Self-doping effect and possible antiferromagnetism at titanium-layers in the iron-based superconductor Ba$_2$Ti$_2$Fe$_2$As$_4$O

TL;DR

This study uses first-principles calculations to explore the electronic structure of Ba$_2$Ti$_2$Fe$_2$As$_4$O, revealing self-doping effects, suppression of Fe antiferromagnetism, and potential antiferromagnetic order at Ti layers related to a 125 K anomaly.

Contribution

It provides a detailed theoretical analysis of the electronic and magnetic properties of Ba$_2$Ti$_2$Fe$_2$As$_4$O, highlighting the self-doping mechanism and magnetic instabilities in this superconductor.

Findings

Significant electron transfer from Ti to Fe suppresses stripe-like antiferromagnetism.

Presence of multiple Fermi surface sheets from Ti-3d and Fe-3d states.

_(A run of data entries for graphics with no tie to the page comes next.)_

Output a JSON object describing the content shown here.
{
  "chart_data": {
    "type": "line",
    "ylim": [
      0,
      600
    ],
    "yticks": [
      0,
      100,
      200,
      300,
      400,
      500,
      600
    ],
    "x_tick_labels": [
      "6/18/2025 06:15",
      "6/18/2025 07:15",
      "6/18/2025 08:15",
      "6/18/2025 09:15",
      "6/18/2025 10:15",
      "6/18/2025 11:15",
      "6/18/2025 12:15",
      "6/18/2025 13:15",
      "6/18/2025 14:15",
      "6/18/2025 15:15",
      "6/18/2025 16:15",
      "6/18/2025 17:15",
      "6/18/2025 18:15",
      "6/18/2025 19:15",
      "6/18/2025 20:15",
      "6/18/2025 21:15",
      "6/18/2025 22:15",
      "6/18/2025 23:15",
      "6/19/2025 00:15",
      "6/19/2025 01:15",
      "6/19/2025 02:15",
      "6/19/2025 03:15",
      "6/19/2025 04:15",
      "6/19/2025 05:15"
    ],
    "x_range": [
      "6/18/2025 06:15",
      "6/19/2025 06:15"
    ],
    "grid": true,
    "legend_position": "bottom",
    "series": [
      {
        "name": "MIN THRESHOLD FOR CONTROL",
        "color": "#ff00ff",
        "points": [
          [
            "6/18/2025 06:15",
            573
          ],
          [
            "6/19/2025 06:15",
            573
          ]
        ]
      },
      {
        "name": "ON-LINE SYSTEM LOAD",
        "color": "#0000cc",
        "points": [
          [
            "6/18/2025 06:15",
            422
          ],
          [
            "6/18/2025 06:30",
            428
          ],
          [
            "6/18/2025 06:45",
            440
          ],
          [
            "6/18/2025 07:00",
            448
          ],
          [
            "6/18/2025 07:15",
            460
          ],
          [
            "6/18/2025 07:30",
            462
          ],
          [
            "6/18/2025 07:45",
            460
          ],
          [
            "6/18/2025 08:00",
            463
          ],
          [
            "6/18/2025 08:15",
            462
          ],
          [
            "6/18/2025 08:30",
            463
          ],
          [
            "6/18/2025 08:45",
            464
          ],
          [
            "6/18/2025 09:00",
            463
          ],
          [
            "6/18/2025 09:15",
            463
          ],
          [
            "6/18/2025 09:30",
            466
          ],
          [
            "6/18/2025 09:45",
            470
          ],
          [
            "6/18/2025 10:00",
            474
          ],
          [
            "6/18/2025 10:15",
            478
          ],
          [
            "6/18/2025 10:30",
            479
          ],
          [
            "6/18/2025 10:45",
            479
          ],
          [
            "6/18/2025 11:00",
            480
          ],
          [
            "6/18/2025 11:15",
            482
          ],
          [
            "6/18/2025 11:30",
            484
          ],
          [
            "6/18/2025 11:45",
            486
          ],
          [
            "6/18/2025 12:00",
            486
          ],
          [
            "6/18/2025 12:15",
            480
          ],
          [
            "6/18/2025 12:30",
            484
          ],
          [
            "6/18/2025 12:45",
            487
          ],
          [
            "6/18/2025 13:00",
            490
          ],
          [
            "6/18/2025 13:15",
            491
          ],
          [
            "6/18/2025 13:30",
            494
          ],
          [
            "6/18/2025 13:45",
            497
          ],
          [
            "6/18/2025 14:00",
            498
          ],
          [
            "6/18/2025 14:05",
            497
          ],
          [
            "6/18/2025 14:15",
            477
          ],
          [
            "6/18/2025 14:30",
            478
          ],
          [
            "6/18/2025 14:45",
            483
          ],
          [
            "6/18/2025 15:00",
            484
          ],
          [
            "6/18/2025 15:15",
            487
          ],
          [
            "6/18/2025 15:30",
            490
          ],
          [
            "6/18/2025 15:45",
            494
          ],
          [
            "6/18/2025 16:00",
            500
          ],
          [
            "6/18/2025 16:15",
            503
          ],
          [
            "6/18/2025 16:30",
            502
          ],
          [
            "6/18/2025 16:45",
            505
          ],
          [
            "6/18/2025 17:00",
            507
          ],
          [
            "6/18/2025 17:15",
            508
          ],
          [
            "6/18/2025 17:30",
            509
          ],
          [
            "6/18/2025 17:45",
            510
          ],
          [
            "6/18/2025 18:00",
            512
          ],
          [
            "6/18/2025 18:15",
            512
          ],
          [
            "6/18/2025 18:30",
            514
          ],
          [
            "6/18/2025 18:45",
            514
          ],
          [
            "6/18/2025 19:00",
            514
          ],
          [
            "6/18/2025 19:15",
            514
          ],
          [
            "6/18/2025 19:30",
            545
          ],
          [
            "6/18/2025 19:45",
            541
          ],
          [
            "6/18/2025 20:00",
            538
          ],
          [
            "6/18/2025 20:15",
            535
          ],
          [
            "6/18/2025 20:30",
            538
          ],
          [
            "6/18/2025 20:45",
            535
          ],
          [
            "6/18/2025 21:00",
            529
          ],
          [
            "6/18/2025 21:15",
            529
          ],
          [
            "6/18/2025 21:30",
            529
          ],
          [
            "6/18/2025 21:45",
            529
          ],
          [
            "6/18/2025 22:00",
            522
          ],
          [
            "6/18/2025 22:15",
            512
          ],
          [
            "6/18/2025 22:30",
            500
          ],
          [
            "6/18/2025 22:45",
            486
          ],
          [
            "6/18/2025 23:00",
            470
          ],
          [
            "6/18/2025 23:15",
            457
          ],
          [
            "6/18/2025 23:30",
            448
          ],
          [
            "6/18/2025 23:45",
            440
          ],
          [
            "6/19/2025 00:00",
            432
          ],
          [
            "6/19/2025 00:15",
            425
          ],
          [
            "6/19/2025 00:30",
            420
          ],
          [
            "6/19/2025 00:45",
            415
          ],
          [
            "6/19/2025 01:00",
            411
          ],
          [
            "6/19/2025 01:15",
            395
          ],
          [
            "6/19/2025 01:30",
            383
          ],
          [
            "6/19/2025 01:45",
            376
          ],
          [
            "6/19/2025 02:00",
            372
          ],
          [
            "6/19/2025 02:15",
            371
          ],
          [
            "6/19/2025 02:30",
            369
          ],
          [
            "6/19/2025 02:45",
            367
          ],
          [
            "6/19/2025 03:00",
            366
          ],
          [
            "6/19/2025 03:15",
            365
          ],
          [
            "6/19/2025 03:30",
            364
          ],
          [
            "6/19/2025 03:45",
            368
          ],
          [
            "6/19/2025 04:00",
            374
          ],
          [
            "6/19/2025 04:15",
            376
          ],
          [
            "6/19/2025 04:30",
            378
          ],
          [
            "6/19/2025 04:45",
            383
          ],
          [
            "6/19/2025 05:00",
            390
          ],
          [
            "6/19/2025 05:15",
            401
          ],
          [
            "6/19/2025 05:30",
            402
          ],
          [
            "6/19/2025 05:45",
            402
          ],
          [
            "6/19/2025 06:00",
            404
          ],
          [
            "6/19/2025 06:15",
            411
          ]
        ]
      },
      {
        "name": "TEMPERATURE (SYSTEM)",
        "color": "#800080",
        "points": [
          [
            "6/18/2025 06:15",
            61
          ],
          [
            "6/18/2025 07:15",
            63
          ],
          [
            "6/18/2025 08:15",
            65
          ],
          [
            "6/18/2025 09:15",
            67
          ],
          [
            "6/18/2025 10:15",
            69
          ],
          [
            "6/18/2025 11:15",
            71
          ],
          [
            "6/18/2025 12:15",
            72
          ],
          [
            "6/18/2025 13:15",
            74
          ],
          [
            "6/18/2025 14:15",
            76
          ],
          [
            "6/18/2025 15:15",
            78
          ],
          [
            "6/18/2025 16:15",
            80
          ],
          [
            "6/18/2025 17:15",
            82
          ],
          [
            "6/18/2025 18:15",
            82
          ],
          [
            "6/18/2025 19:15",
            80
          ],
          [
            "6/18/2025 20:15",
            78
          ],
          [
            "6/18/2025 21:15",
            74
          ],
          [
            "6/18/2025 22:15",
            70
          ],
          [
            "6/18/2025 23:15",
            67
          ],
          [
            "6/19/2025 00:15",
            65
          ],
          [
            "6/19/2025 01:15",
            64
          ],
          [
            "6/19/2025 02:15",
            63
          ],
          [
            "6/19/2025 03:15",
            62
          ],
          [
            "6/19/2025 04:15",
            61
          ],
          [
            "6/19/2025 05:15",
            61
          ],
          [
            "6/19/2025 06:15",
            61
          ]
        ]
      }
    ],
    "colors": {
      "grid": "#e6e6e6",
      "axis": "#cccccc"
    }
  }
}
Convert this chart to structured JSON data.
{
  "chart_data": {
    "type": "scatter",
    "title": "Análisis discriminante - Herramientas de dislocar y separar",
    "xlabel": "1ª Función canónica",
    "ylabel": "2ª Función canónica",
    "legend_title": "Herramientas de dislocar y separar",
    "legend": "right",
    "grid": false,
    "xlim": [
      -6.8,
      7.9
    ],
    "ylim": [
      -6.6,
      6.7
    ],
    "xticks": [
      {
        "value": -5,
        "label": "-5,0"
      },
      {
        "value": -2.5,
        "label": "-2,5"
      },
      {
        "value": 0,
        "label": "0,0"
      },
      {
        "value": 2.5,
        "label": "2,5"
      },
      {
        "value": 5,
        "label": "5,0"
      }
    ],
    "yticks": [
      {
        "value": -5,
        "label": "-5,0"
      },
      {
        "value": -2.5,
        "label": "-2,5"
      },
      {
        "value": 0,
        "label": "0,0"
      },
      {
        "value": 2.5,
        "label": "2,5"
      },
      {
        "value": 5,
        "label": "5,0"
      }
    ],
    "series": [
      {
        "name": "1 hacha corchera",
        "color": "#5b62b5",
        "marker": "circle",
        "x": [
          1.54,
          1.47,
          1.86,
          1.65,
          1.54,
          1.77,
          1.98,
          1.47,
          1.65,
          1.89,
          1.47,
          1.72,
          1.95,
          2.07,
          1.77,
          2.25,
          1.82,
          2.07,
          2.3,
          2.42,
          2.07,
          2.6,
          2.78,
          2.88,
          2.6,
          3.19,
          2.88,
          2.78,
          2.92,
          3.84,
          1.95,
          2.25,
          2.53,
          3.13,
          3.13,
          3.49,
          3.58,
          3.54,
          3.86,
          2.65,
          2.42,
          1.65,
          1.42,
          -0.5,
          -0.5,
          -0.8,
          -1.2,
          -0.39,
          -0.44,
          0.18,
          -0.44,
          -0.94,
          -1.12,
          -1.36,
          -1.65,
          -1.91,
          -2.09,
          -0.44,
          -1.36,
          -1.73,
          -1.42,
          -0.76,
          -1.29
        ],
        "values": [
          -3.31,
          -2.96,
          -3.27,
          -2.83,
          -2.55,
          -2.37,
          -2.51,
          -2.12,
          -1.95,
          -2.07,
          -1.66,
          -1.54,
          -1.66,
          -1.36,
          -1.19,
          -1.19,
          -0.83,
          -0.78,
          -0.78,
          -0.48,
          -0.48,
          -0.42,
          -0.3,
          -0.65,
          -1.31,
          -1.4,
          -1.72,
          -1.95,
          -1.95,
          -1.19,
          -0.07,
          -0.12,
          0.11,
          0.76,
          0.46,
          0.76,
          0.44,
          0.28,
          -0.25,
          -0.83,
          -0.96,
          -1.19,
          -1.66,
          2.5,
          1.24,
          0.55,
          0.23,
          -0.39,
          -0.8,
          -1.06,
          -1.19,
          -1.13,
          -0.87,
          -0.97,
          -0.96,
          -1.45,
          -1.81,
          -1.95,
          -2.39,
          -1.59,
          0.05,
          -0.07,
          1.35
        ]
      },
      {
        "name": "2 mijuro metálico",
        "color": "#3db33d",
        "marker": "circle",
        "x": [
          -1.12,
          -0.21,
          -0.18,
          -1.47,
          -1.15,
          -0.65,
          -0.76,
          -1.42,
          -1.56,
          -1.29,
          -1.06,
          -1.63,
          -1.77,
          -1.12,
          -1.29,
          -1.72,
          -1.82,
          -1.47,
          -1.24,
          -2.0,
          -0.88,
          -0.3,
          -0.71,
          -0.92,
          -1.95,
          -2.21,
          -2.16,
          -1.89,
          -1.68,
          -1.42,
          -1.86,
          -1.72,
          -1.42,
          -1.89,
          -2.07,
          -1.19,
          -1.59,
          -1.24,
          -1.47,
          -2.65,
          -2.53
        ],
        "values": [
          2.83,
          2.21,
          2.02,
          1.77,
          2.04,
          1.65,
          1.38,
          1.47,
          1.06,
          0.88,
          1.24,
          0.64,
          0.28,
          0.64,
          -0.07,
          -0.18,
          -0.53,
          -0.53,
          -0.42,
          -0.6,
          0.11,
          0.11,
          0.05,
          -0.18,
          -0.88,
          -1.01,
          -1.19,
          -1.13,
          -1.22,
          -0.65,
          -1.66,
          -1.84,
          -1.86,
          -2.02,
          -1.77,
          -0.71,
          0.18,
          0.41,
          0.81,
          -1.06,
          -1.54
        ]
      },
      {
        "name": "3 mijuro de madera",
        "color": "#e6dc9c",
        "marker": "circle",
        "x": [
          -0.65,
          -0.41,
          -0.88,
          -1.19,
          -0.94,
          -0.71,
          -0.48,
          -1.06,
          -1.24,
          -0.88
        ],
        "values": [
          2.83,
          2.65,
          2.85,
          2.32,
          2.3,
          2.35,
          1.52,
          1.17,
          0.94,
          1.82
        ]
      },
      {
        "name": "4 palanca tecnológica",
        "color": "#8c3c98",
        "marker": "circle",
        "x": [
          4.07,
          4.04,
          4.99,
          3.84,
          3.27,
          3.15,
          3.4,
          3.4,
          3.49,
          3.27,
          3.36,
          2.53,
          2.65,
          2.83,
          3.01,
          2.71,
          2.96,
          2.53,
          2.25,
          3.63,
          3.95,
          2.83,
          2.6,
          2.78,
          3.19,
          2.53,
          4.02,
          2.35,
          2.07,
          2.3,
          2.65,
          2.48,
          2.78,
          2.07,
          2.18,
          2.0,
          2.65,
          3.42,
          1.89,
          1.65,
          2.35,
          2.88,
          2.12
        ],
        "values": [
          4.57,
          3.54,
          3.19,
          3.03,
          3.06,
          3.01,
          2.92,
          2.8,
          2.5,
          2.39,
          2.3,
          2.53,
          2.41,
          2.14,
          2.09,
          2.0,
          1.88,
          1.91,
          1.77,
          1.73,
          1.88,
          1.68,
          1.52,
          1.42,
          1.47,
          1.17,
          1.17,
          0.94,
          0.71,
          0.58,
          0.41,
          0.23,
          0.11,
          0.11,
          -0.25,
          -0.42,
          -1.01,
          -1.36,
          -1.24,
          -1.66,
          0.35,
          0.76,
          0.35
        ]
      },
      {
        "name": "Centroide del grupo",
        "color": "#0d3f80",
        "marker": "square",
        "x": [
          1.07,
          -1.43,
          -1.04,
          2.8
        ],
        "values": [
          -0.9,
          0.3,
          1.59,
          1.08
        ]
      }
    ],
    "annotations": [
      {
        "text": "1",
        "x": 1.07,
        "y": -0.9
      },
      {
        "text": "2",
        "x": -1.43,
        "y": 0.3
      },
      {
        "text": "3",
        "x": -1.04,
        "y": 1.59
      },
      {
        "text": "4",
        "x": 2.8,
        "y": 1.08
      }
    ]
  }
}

Potential Neel-type antiferromagnetic instability at Ti sites explains the 125 K anomaly.

Abstract

The electronic structure of Ba$_2$Ti$_2$Fe$_2$As$_4$O, a newly discovered superconductor, is investigated using first-principles calculations based on local density approximations. Multiple Fermi surface sheets originating from Ti-3$d$ and Fe-3$d$ states are present corresponding to the conducting Ti$_2$As$_2$O and Fe$_2$As$_2$ layers respectively. Compared with BaFe$_2$As$_2$, sizeable changes in the related Fermi surface sheets indicate significant electron transfer (about 0.12$e$) from Ti to Fe, which suppresses the stripe-like antiferromagnetism at the Fe sites and simultaneously induces superconductivity. Our calculations also suggest that an additional N\'{e}el-type antiferromagnetic instability at the Ti sites is relatively robust against the electron transfer, which accounts for the anomaly at 125 K in the superconducting Ba$_2$Ti$_2$Fe$_2$As$_4$O.